The demographic changes to the nation’s racial and ethnic composition began slowly after 1965, and they did not therefore become a central component of public discourse in the 1970s. Latina reproduction and fertility, however, were becoming an object of social-science inquiry and public concern. In the 1970s, the contribution of Latino immigrants and their children to population growth was particularly problematic for some environmental and population groups, such as Zero Population Growth, Inc. Academic researchers noted that “the fertility of Mexican Americans is substantially higher than other groups,” with the average size of Mexican American families (4.4 persons) about one person larger than that of all Americans (3.5 persons per family) in 1970 (Alvirez and Bean 1976, pp. 280–281).

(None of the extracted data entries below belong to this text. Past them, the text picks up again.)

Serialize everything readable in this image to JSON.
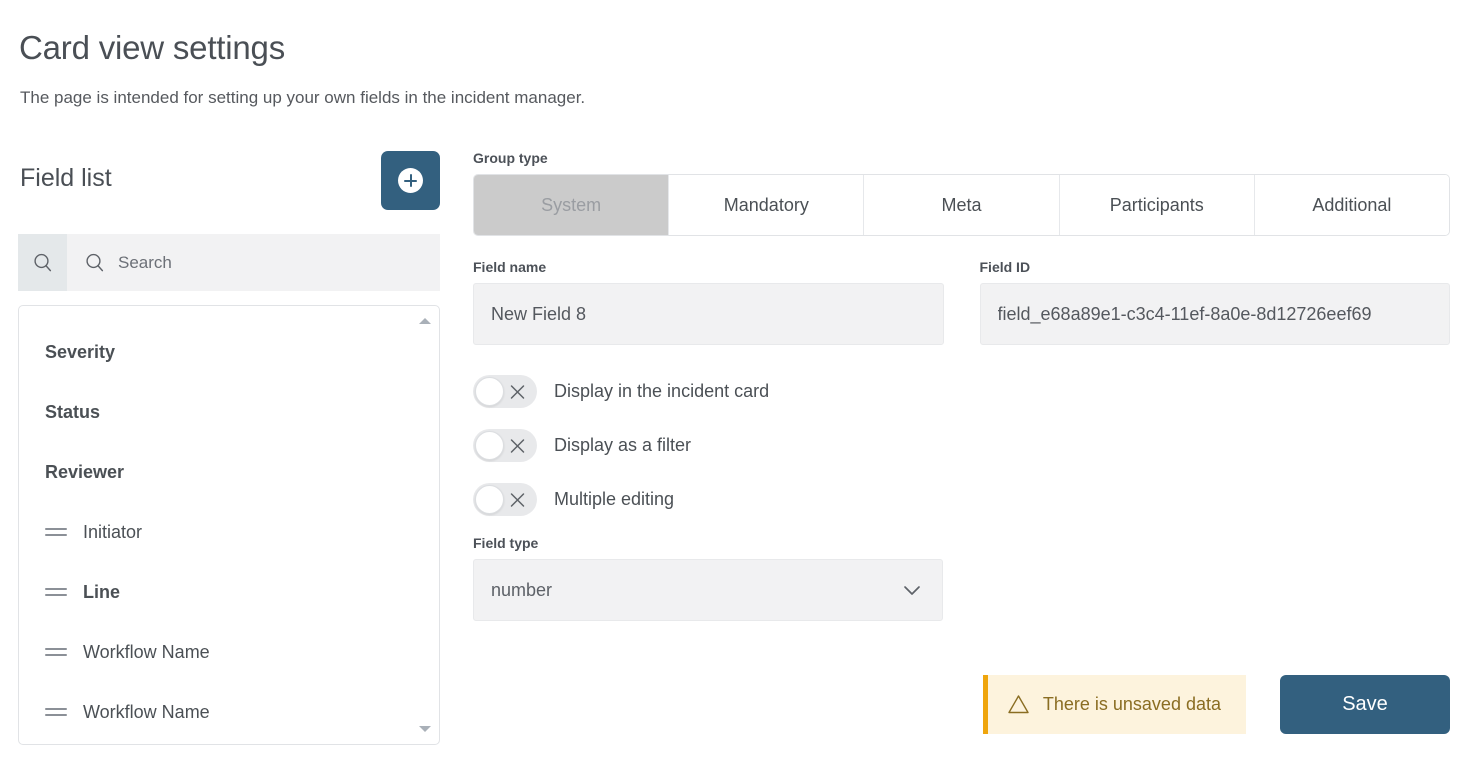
{
  "header": {
    "title": "Card view settings",
    "subtitle": "The page is intended for setting up your own fields in the incident manager."
  },
  "field_list_panel": {
    "title": "Field list",
    "add_button_label": "+",
    "add_icon": "plus-circle-icon",
    "search": {
      "button_icon": "search-icon",
      "input_icon": "search-icon",
      "placeholder": "Search",
      "value": ""
    },
    "scroll_up_icon": "triangle-up-icon",
    "scroll_down_icon": "triangle-down-icon",
    "items": [
      {
        "label": "Severity",
        "type": "group",
        "bold": true,
        "handle": false
      },
      {
        "label": "Status",
        "type": "group",
        "bold": true,
        "handle": false
      },
      {
        "label": "Reviewer",
        "type": "group",
        "bold": true,
        "handle": false
      },
      {
        "label": "Initiator",
        "type": "child",
        "bold": false,
        "handle": true
      },
      {
        "label": "Line",
        "type": "child",
        "bold": true,
        "handle": true
      },
      {
        "label": "Workflow Name",
        "type": "child",
        "bold": false,
        "handle": true
      },
      {
        "label": "Workflow Name",
        "type": "child",
        "bold": false,
        "handle": true
      }
    ]
  },
  "form": {
    "group_type": {
      "label": "Group type",
      "selected": "System",
      "tabs": [
        "System",
        "Mandatory",
        "Meta",
        "Participants",
        "Additional"
      ]
    },
    "field_name": {
      "label": "Field name",
      "value": "New Field 8",
      "placeholder": "Field name"
    },
    "field_id": {
      "label": "Field ID",
      "value": "field_e68a89e1-c3c4-11ef-8a0e-8d12726eef69",
      "placeholder": "Field ID"
    },
    "toggles": [
      {
        "label": "Display in the incident card",
        "state": "off",
        "icon": "close-x-icon"
      },
      {
        "label": "Display as a filter",
        "state": "off",
        "icon": "close-x-icon"
      },
      {
        "label": "Multiple editing",
        "state": "off",
        "icon": "close-x-icon"
      }
    ],
    "field_type": {
      "label": "Field type",
      "value": "number",
      "chevron_icon": "chevron-down-icon"
    }
  },
  "footer": {
    "warning": {
      "icon": "warning-triangle-icon",
      "text": "There is unsaved data"
    },
    "save_label": "Save"
  },
  "colors": {
    "accent": "#33607f",
    "tab_selected_bg": "#cbcbcb",
    "warning_bg": "#fdf3dd",
    "warning_border": "#efa50c",
    "warning_text": "#8a6d22",
    "input_bg": "#f2f2f3"
  }
}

National magazines also warned readers of the threat of Latina reproduction. U.S. News & World Report’s July 4, 1977, cover carried the headline: “Time Bomb in Mexico: Why There’ll be No End to the Invasion of “Illegals.’” The accompanying article clarified that the “time bomb” was Mexico’s population and its expected growth rate. The article stressed that the fertility of Mexicans, combined with Mexico’s inability to produce jobs for its population, would lead to greater pressure for immigration to the United States in the future. Although the story drew the reader’s attention to the external threat posed by the reproductive capacity of Mexican women, the internal threat posed by their U.S.-born children’s high fertility levels were also implicated in the rapidly growing U.S. Latino population.
In the 1980s, stories about the growth of the U.S. Latino population were often paired with stories about the decline in immigrants from Europe and the declining proportion of whites in the U.S. population. For example, Newsweek’s January 17, 1983, issue reported that the number of Latinos in the United States grew by 61 percent between 1970 and 1980. This growth was attributed to immigration and higher fertility rates, and to the fact that since the mid-1960s there were 46.4 percent fewer immigrants from Europe. The fertility rates of immigrant Latinas and U.S.-born Latinas were characterized as “high” and responsible for demographic changes occurring in the nation’s racial composition. For example, John Tanton—an ophthalmologist from Michigan who had been president of Zero Population Growth, a cofounder of the Federation for American Immigration Reform in 1979, and an ardent promoter of population control, restricting immigration, and making English the official language of the United States—wrote a now infamous memorandum in 1988 about Latina fertility and “the Latin onslaught.” He asked, “Will Latin American immigrants bring with them the tradition of the mordida (bribe), the lack of involvement in public affairs, etc.? Will the present majority peaceably hand over its political power to a group that is simply more fertile? … On the demographic point: Perhaps this is the first instance in which those with their pants up are going to get caught by those with their pants down!” (Conniff 1993, p. 24).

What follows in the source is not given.